WWII Drama Fury Rolls Through Hell

A gloom hangs over writer/director David Ayer's brutal war drama Fury that only the audience can see. It's April 1945, and we know that in weeks the Nazis will surrender. The war is already over—Hitler just hasn't admitted it. American sergeant Don “Wardaddy” Collier (Brad Pitt) suspects as much, but he isn't sure. And so he and the four other men in his tank roll on through the German countryside, shooting and dodging a final barrage of bullets that is no less fatal for being futile.

This is an ugly part of an ugly war, and Ayer wallows in it. Instead of flags and patriotism, Fury is about filth: the basins of blood, the smears on the soldiers' exhausted faces, the bodies pushed around by bulldozers, and a decomposing corpse that's melted into the mud. (Thank heavens Ayer has no way to make us smell the inside of the tank.) What beauty remains is fleeting: an overly symbolic white horse; a pretty, sad-eyed blonde; a brief shot of the sky with dozens of planes streaking wingtip-to-wingtip like a fine-tooth comb. Yet the film won't shake off the threat of death long enough to let us enjoy these pleasures. Instead, even happiness comes draped in dread. At any minute, Ayer could punish us for letting our guard down.

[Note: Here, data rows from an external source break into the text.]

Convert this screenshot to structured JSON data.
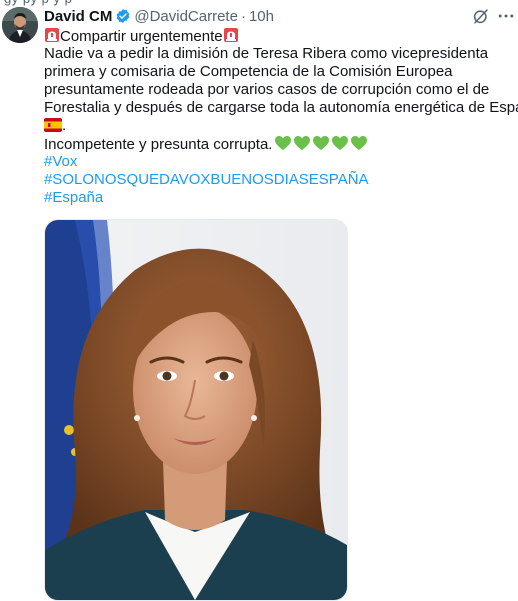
{
  "tweet": {
    "author_name": "David CM",
    "handle": "@DavidCarrete",
    "separator": "·",
    "time": "10h",
    "lines": {
      "l1": "Compartir urgentemente",
      "l2": "Nadie va a pedir la dimisión de Teresa Ribera  como vicepresidenta",
      "l3": "primera y comisaria de Competencia de la Comisión Europea",
      "l4": "presuntamente rodeada por varios casos de corrupción como el de",
      "l5": "Forestalia y después de cargarse toda la autonomía energética de España",
      "l6": ".",
      "l7": "Incompetente y presunta corrupta."
    },
    "hashtags": [
      "#Vox",
      "#SOLONOSQUEDAVOXBUENOSDIASESPAÑA",
      "#España"
    ],
    "icons": [
      "siren-icon",
      "spain-flag-icon",
      "green-heart-icon",
      "verified-badge-icon",
      "grok-icon",
      "more-icon"
    ],
    "colors": {
      "link": "#1d9bf0",
      "verified": "#1d9bf0",
      "heart": "#6bc04b",
      "muted": "#536471"
    }
  }
}
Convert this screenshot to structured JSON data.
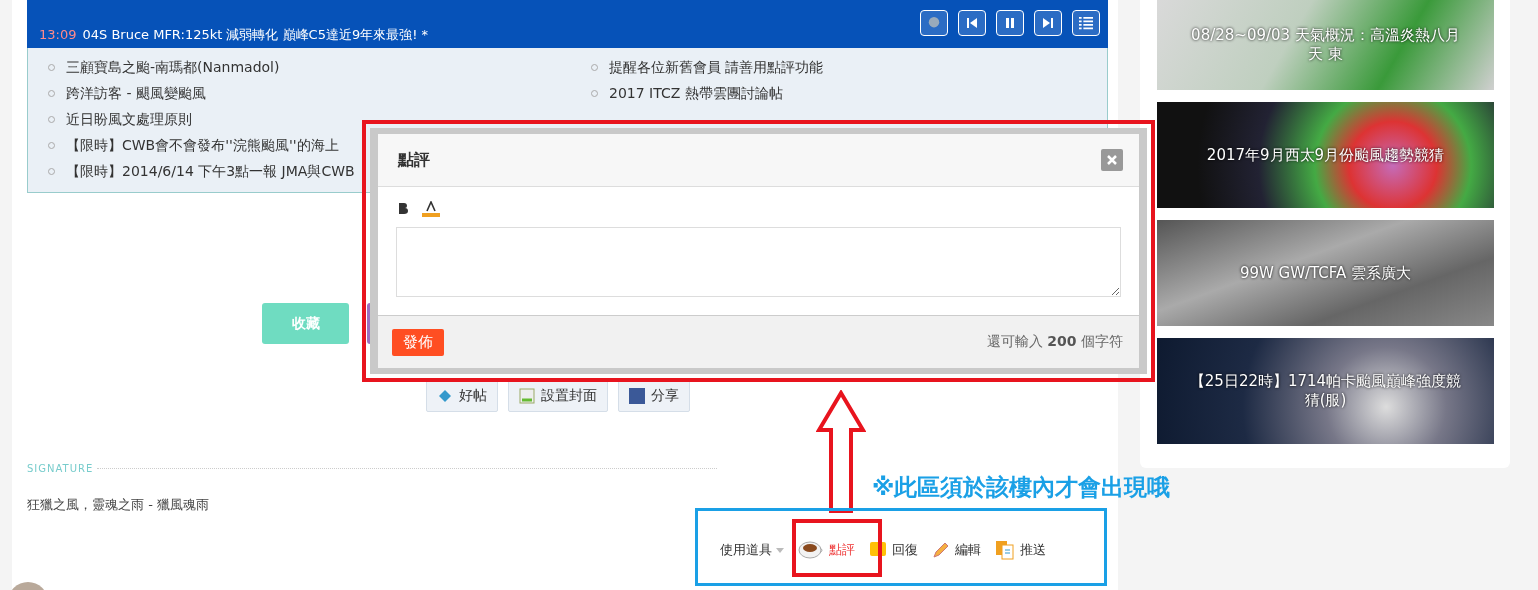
{
  "ticker": [
    {
      "time": "13:09",
      "text": "04S Bruce MFR:125kt 減弱轉化 巔峰C5達近9年來最強! *"
    }
  ],
  "links": [
    {
      "text": "三顧寶島之颱-南瑪都(Nanmadol)"
    },
    {
      "text": "跨洋訪客 - 颶風變颱風"
    },
    {
      "text": "近日盼風文處理原則"
    },
    {
      "text": "【限時】CWB會不會發布''浣熊颱風''的海上"
    },
    {
      "text": "【限時】2014/6/14 下午3點一報 JMA與CWB"
    },
    {
      "text": "提醒各位新舊會員 請善用點評功能"
    },
    {
      "text": "2017 ITCZ 熱帶雲團討論帖"
    }
  ],
  "post_buttons": [
    "收藏"
  ],
  "post_tools": [
    "好帖",
    "設置封面",
    "分享"
  ],
  "signature": {
    "label": "SIGNATURE",
    "text": "狂獵之風，靈魂之雨 - 獵風魂雨"
  },
  "actions": {
    "menu": "使用道具",
    "items": [
      {
        "kind": "rate",
        "label": "點評",
        "selected": true
      },
      {
        "kind": "reply",
        "label": "回復",
        "selected": false
      },
      {
        "kind": "edit",
        "label": "編輯",
        "selected": false
      },
      {
        "kind": "push",
        "label": "推送",
        "selected": false
      }
    ]
  },
  "dialog": {
    "title": "點評",
    "submit": "發佈",
    "counter_before": "還可輸入",
    "counter_number": "200",
    "counter_after": "個字符"
  },
  "sidebar": [
    {
      "title": "08/28~09/03 天氣概況：高溫炎熱八月天 東"
    },
    {
      "title": "2017年9月西太9月份颱風趨勢競猜"
    },
    {
      "title": "99W GW/TCFA 雲系廣大"
    },
    {
      "title": "【25日22時】1714帕卡颱風巔峰強度競猜(服)"
    }
  ],
  "annotation": {
    "note": "※此區須於該樓內才會出現哦"
  }
}
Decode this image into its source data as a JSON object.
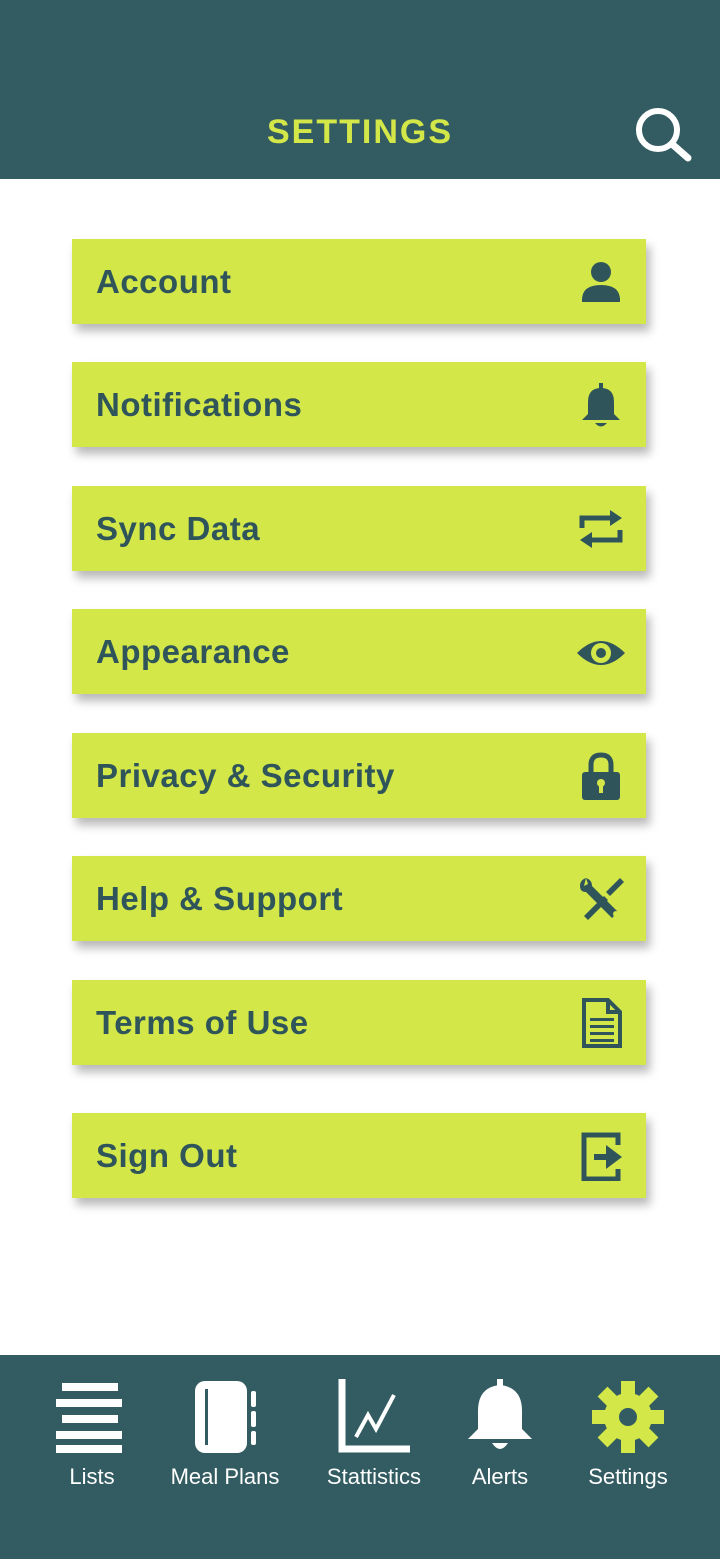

The men's moods are equally dark. Collier's team—dumb hick Grady (Jon Bernthal), temperamental but wounded Gordo (Michael Peña), and stock religious guy Bible (Shia LaBeouf, groomed like Douglas Fairbanks Jr.)—has been together since Africa and has had the mixed fortune of surviving every battle. The squad's fifth man has just been shot, and the first thing his replacement, a typist named Norman (Logan Lerman), is ordered to do is mop up his predecessor's blood and dispose of his face, which has been flung in the corner like melted cheese.

This is a film about present-traumatic stress disorder, a condition none of the men have words to express. Ayer crams three years of anguish into the first 30 minutes, horrors we get no time to process. The camera whips past starving women butchering horses, and rooms of German aristocrats who have committed suicide, so that on some dark, animal level, Fury makes us empathize with these pitiless American heroes who can't care about anything or anyone. Collier's men are neutral toward their home country and the families they've left behind, who go unmentioned, as though they're fantasies these soldiers no longer hope to see. They're cruel to the Germans, who just won't give up. When the Americans march an SS soldier through their camp, Collier attacks him with the reflexive rage of a fighting dog.

But they're also cruel to innocents like Norman who don't understand the life-and-death decisions they've had to make—especially now that the SS has forced every boy who can fight into the German army. Norman can't pull the trigger on a child soldier, and hesitates long enough to get another Yankee killed. A furious Collier orders him to fire even if the enemy is “a baby with a butter knife,” and then he and the gang start scuffing up Norman's soul. In one scene, Collier commands Norman to execute an unarmed German. The most wrenching thing about the will-he-or-won't-he suspense is how little everyone else in the film cares. They've seen so much death that all they can do is stand on the sidelines and snicker.

Collier is scary, and if he weren't played by Brad Pitt, an actor who gravitates to role models, the part would be fully terrifying. He's one of the good guys, of course—in 70 years, Hollywood has never dared question the innate sainthood of the Greatest Generation. Yet when he bursts into the apartment of two German girls, with Norman trotting behind, there's a long and terrible pause where we aren't sure if the women are safe. They are and they aren't. Collier isn't loutish enough for rape; he just assumes they'll half-willingly drop their skirts for a half-dozen fresh eggs.

Fury is structured like a string of grenades. Collier's tank just keeps chugging toward the next explosion, and the men inside are so fixated on survival that no one takes the time to ask what it all means. Perhaps at this time and this place, war means nothing—it's just what they do because they've forgotten everything else. But Ayer has rolled his film into a dead end. He's ground us down into feeling that life is trivial, yet he needs a finale that makes us care about the fate of Collier's crew. In trying to say that death is both noble and pointless, Fury makes the fatal mistake of so many war movies: It divides up the battlefield so that our deaths are lofty and the enemies' deaths mean nothing. For every cut on the Americans' arms, a dozen Germans are crushed like toy soldiers. It's a queasy climax for a film that otherwise strives to keep everyone equal in the muck. Fortunately, the images that linger aren't of this post-dated propaganda, but of morbid absurdity, which is Ayer's gift: an aerial shot of two rival tanks circling each other side by side, each desperate to get the better shot. Watching from above, it makes the final days of World War II look like a chess game where they're out of pawns to sacrifice, but neither side will draw.